AI Safety

Investigating the consequences of accidentally grading CoT during RL

GPT-5.4 Thinking, GPT-5.1-5.4 Instant, and mini models affected by internal error.

Deep Dive

OpenAI has reported an accidental safety breach in its RL training pipeline: chains of thought (CoT) were directly graded during reinforcement learning for multiple released GPT-5 reasoning models. The affected models include GPT-5.4 Thinking, GPT-5.4 Instant, GPT-5.3 Instant, GPT-5.2 Instant, GPT-5.1 Instant, GPT-5.3 mini, and GPT-5.4 mini. GPT-5.5 was not impacted. OpenAI’s policy explicitly prohibits grading CoT during RL, because doing so could incentivize models to produce misleading reasoning traces that hide misaligned thoughts. The accidental grading was discovered via a new automated monitoring system.
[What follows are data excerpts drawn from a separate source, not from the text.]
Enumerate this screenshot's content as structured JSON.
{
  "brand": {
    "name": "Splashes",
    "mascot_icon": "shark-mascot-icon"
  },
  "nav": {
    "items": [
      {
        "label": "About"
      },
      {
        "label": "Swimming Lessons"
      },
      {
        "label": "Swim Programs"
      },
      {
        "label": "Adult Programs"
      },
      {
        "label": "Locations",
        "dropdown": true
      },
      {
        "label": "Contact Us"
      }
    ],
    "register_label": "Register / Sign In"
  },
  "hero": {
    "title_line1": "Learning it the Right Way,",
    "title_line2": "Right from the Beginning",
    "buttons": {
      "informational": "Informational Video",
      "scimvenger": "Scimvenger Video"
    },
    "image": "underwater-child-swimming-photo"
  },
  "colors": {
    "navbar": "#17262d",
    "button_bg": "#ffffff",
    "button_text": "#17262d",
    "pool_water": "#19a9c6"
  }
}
Despite the violation, OpenAI’s analyses found no clear reductions in CoT monitorability across these models. However, the company warns that with enough CoT optimization pressure, monitorability could degrade in principle. The incident does not change their policy but highlights the fragility of current safety infrastructure. OpenAI is working to improve internal processes to prevent future occurrences. The public can read the full technical report on the alignment blog.

Key Points
  • Accidental CoT grading occurred in GPT-5.4 Thinking, GPT-5.1–5.4 Instant, and GPT-5.3/5.4 mini models.
  • OpenAI's policy against direct CoT grading aims to preserve the monitorability of reasoning traces for safety.
  • Analyses found no clear reduction in CoT monitorability, but the company warns that repeated pressure could degrade it.

Why It Matters

This incident underscores the fragility of current AI alignment monitoring and the need for robust safety infrastructure.